COTILLÓN
Caminaba
despacio, arrastrando los pies. Desaliñado, hasta sucio, con barba de semanas,
quizás meses. Delgado de hambre, callado de angustia, triste de incomprensión,
millonario de lástima. Apretaba los timbres de cada casa de aquella calle
concordiense, donde el sol entrerriano de diciembre quemaba como el infierno. A
veces, qué casualidad, no había nadie. Otras, no abrían la puerta y le
contestaban una incongruencia: "no queremos nada", sin darse cuenta
que " él no ofrecía nada".
Así
una y cien veces, mientras llegaba la noche y nacían las luces. Cuando
imaginaba ya acostarse en la céntrica Plaza 25 de Mayo a escuchar los ruidos de
la cena insatisfecha - acurrucado por el Monumento a la Madre del famoso escultor
porteño Luis Perlotti - se abrió una puerta que ni siquiera había rozado y una
voz con más alcohol que sonido le dijo: "

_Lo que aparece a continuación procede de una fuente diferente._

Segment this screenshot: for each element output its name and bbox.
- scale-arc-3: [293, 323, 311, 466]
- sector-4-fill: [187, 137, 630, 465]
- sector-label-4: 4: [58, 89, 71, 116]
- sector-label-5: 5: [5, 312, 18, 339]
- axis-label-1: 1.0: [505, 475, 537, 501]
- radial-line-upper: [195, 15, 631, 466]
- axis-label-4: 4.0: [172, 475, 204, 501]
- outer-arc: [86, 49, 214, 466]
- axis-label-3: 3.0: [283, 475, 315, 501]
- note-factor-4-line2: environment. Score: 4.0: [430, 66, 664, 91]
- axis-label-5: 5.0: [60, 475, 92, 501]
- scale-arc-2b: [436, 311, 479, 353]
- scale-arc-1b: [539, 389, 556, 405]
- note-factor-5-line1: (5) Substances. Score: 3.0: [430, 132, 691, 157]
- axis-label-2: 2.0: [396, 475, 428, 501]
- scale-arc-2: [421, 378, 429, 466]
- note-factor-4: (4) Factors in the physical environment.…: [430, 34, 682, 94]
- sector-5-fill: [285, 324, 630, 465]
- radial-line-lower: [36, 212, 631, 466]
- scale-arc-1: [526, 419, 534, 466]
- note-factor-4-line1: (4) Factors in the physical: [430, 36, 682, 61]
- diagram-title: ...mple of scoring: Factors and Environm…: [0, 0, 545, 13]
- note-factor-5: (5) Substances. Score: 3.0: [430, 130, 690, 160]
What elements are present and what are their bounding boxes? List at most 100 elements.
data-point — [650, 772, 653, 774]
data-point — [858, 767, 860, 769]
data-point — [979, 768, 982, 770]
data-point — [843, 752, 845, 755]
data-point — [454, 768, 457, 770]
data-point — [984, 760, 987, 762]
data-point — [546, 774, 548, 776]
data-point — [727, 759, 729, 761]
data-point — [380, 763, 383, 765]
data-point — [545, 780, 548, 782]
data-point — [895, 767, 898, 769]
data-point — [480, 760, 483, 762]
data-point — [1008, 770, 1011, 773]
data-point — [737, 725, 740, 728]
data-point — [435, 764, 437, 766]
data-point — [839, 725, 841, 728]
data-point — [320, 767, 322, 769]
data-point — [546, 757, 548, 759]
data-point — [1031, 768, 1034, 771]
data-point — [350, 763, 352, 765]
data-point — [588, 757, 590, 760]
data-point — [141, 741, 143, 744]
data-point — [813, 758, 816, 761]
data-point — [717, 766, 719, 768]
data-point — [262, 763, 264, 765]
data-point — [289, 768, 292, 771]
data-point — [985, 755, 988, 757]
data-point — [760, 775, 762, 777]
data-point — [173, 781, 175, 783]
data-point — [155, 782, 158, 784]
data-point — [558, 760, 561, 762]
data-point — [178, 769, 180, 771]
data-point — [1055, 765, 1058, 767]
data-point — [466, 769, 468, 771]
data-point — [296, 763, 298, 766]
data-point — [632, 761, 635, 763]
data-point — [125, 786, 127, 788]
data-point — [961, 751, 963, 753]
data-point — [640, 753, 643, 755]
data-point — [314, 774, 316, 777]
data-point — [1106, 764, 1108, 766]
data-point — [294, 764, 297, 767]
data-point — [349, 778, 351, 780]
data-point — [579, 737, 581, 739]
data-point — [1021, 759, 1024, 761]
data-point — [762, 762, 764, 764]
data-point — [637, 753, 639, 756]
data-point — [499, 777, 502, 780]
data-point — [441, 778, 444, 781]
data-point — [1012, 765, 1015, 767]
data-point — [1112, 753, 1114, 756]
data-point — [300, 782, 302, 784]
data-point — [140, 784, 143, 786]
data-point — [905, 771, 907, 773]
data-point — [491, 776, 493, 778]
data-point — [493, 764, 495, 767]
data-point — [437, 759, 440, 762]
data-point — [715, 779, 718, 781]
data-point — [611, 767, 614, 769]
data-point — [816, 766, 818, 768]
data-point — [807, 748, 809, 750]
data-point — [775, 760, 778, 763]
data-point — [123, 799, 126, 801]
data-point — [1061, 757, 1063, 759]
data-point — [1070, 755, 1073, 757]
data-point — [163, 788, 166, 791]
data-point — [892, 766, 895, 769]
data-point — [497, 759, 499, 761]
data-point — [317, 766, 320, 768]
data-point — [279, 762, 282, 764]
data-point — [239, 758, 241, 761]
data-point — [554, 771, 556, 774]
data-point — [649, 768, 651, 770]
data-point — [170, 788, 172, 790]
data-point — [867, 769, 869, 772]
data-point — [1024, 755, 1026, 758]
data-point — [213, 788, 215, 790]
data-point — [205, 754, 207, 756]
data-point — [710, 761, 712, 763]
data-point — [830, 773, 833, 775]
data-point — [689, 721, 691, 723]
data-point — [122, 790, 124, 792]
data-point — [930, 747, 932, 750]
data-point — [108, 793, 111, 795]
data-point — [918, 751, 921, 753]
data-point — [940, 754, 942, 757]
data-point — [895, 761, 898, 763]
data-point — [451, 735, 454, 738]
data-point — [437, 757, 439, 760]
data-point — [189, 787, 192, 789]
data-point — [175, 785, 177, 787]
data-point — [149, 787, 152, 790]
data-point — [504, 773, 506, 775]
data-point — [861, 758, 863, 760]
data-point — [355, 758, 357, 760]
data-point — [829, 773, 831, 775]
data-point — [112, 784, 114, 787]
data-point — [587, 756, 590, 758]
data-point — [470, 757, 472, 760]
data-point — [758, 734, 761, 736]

Pasá, toma la bolsita con el bonete, los pitos y las matracas. No te ubico con
el disfraz pero supongo que sos amigo de Susana. A ésta la conocen todos desde
el Yuquerí Chico hasta la represa de Salto Grande y ninguno se quiere perder el
festejo de sus 40 años. Servíte lo que quieras".
Entró
empujado por el asombro y animado por la necesidad. En su cabeza, con tanta
melena, el sombrerito de cartón se ubicó como un bote en tormenta de alta mar.
El asma no le daba aire para soplar la corneta, pero igual se la puso en la
boca para no romper la magia de la fiesta que se desarrollaba entre la
oscuridad , música a rabiar y el clericó, con mucho vino y poca fruta, eso sí,
fundamentalmente naranja, para honrar a la Capital del Citrus.
Se
miró el dedo gordo que asomaba por la puntera de su zapato izquierdo - que
había transformado su vestimenta en una mascarada - y le agradeció su
existencia , mientras se acercaba sigiloso a la mesa de los triples. Ya habría
tiempo de saludar a la desconocida Susana y entregarle algún regalo imaginario.
Con la panza llena se le ocurriría algo que justificara su presencia allí,
independientemente de que él no había "entrado" sino que "lo
entraron".
Pasaron
las empanadas, las salchichitas con mostaza, las canciones de los que no saben
cantar pero que divierten a los demás porque el ridículo tiene más marketing
que la cara de culo. Era el momento del happy birthday, la torta y el champange.
Hora
de emprender la retirada. Por las dudas y también por las certezas del día
después, se metió en el bolsillo del saco raído tres cañones con dulce de leche
para el desayuno del domingo al despertarse en el banco placero con las
campanas de la misa de diez de la Catedral de San Antonio de Padua de la
Concordia.
Antes
que se apagara el ruido y se prendieran las luces, retornó a la vereda. Era
madrugada y los faroles de la calle estaban off, cumpliendo con la ordenanza
municipal de ahorro de energía. Si hubiera habido alguna claridad proveniente
de una luna que no vino a la reunión, habría alcanzado a ver el cartel que no
vió cuando su inesperado amigo le abrió la puerta.
Decía:
" Hoy Gran Fiesta de Cotillón Gran. La Su entra en Cuarentena.".